3

618 144 11
                                    

“Dengarkan nasihatku, Nak!”

“Jangan panggil aku ‘Nak’!”

Pasukan Agaton berderap menuju tingkat termerah. Mereka mengendarai kuda. Semua orang terlihat mengenakan zirah. Hanya Rulu dan penyihir saja yang memilih mengenakan pakaian khusus. Kain yang sama kuatnya dengan zirah, tapi ringan.

Semua orang mengendarai kuda. Pohon-pohon tampak seperti raksasa kurus bertangan bengkok. Udara terasa dingin menusuk. Kesatria yang mengenakan zirah merasakan tusukan dingin akibat tekanan dari zirah. Penyihir api menampilkan ekspresi masam. Mereka tidak suka cuaca dingin.

Rulu tidak merasakan hawa keji dari musim salju. Sebetulnya hatinya telanjur kaku, beku. Dia hanya bisa merasakan amarah yang sedari dulu belum padam. Ironis. Dia mengira dengan melarikan diri dan membantai monster, kemarahan dalam dirinya akan berkurang. Namun, tidak. Emosi itu makin berkembang dan terus menjalari tubuh seperti tanaman beracun membenamkan seluruh akarnya kuat-kuat.

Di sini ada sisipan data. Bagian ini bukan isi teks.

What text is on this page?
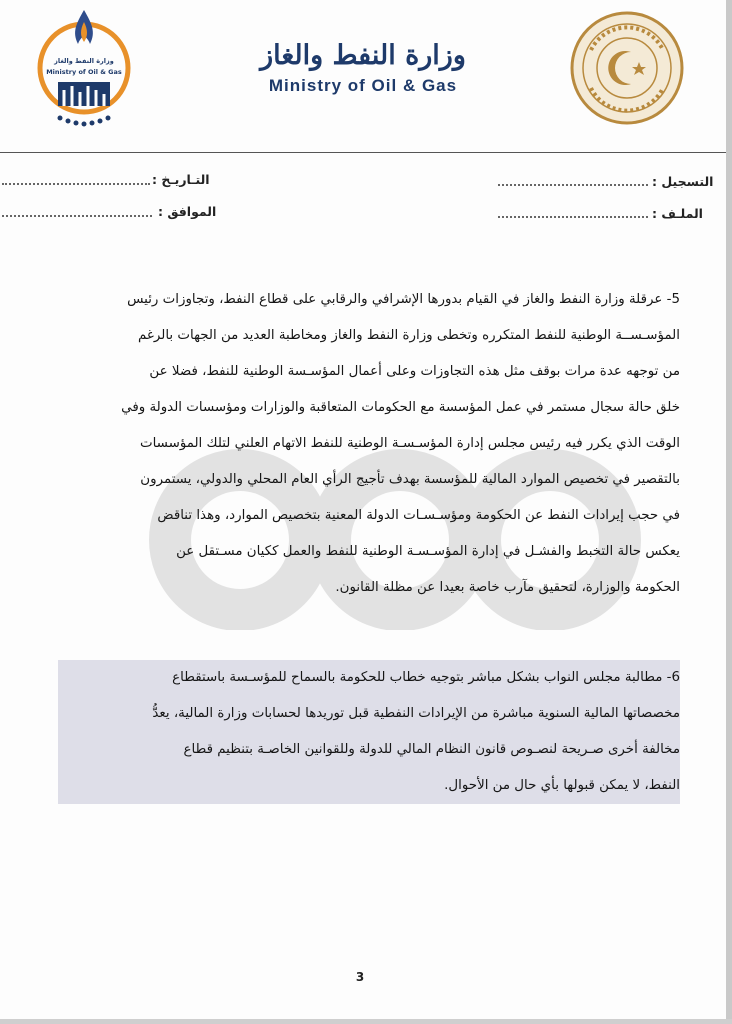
وزارة النفط والغاز
Ministry of Oil & Gas
وزارة النفط والغاز
Ministry of Oil & Gas
التسجيل :
الملـف :
التـاريـخ :
الموافق :
5- عرقلة وزارة النفط والغاز في القيام بدورها الإشرافي والرقابي على قطاع النفط، وتجاوزات رئيس
المؤسـســة الوطنية للنفط المتكرره وتخطى وزارة النفط والغاز ومخاطبة العديد من الجهات بالرغم
من توجهه عدة مرات بوقف مثل هذه التجاوزات وعلى أعمال المؤسـسة الوطنية للنفط، فضلا عن
خلق حالة سجال مستمر في عمل المؤسسة مع الحكومات المتعاقبة والوزارات ومؤسسات الدولة وفي
الوقت الذي يكرر فيه رئيس مجلس إدارة المؤسـسـة الوطنية للنفط الاتهام العلني لتلك المؤسسات
بالتقصير في تخصيص الموارد المالية للمؤسسة بهدف تأجيج الرأي العام المحلي والدولي، يستمرون
في حجب إيرادات النفط عن الحكومة ومؤسـسـات الدولة المعنية بتخصيص الموارد، وهذا تناقض
يعكس حالة التخبط والفشـل في إدارة المؤسـسـة الوطنية للنفط والعمل ككيان مسـتقل عن
الحكومة والوزارة، لتحقيق مآرب خاصة بعيدا عن مظلة القانون.
6- مطالبة مجلس النواب بشكل مباشر بتوجيه خطاب للحكومة بالسماح للمؤسـسة باستقطاع
مخصصاتها المالية السنوية مباشرة من الإيرادات النفطية قبل توريدها لحسابات وزارة المالية، يعدُّ
مخالفة أخرى صـريحة لنصـوص قانون النظام المالي للدولة وللقوانين الخاصـة بتنظيم قطاع
النفط، لا يمكن قبولها بأي حال من الأحوال.
3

“Aku memberimu wejangan,” Agaton mengabaikan peringatan Rulu, “sebagai seorang ayah. Anggap saja begitu.”

“Bagaimana kalau Tuan Kesatria pulang dan biarkan aku yang menjadi pemimpin?”

Agaton mengembuskan napas, membuat uap mengepul ke udara.

Setidaknya Rulu berhasil membungkam Agaton. Dia tidak berencana memperpanjang kontak dengan siapa pun melalui persahabatan. Pengalaman mengajarkan hal pahit. Ekspektasi tidak seharusnya diutamakan.

“Kita hampir sampai.”

Pepohonan mulai lenyap. Mereka semua bisa melihat padang pasir. Tidak ada sebutir salju pun. Semua tanaman mengering. Udara di sana pun jauh lebih panas daripada sekitar yang tertimbun salju. Setiap kali ada sebutir salju mendarat di pasir, salju akan lenyap dan menguap.

Tulang berserakan. Milik manusia maupun binatang. Semua orang bisa melihat ketopong, tombak, pedang, ataupun zirah terbenam di pasir.

Pemakaman.

Gigilan pun merambati sekujur tubuh. Terlebih ada makhluk asing yang tengah mengawasi pasukan Agaton.

“Naga?”

“Bukan,” Agaton mengoreksi bawahannya, “Mideos.”

Mideos memiliki wujud yang menyerupai ular. Hanya saja ular yang satu ini memiliki sisik berduri. Pada setiap ujung duri terdapat racun berwarna hijau gelap. Makhluk itu mengamati pendatang dengan sepasang matanya yang gelap. Ia menjulurkan lidah, seolah hendak merasai daging yang tersaji untuknya.

Kuda-kuda mulai meringkik. Sebagian mengangkat kedua kaki depan, menendang, mengeluarkan suara, lalu mereka berusaha kabur. Sama seperti kuda yang Rulu tunggangi. Binatang jinak nan halus itu pun merasakan hawa predator. Insting dalam dirinya menuntut dipenuhi, memohon keselamatan.

Agaton kesulitan mengendalikan kuda miliknya. Kuda yang biasa ia bawa bertempur pun tidak lolos dari teror.

“Tidak ada cara lain.” Rulu turun, membebas tugaskan kuda miliknya. Kesempatan itu pun tidak dilepas begitu saja. Kuda mendengih dan kabur secepat mungkin. “Tidak bisa bertempur menggunakan kuda yang ketakutan.”

“Lepaskan kuda,” Agaton memberi perintah. “Salah satu di antara kalian bertugas menjaga kuda, sementara sisanya bertempur denganku.”

Semua orang menuruti intruksi Agaton. Lagi pula, mereka pun tidak yakin sanggup mempertahankan kuda yang tidak memiliki keberanian menjejakkan kaki di atas pasir milik Mideos.

“Pak Tua, harus ada pilihan,” ujar Rulu. “Tidak boleh memaksa semua orang mengikuti kemauanmu.”

“Saat memutuskan mengangkat pedang,” Agaton membalas. “Seseorang harus siap mati karenanya.”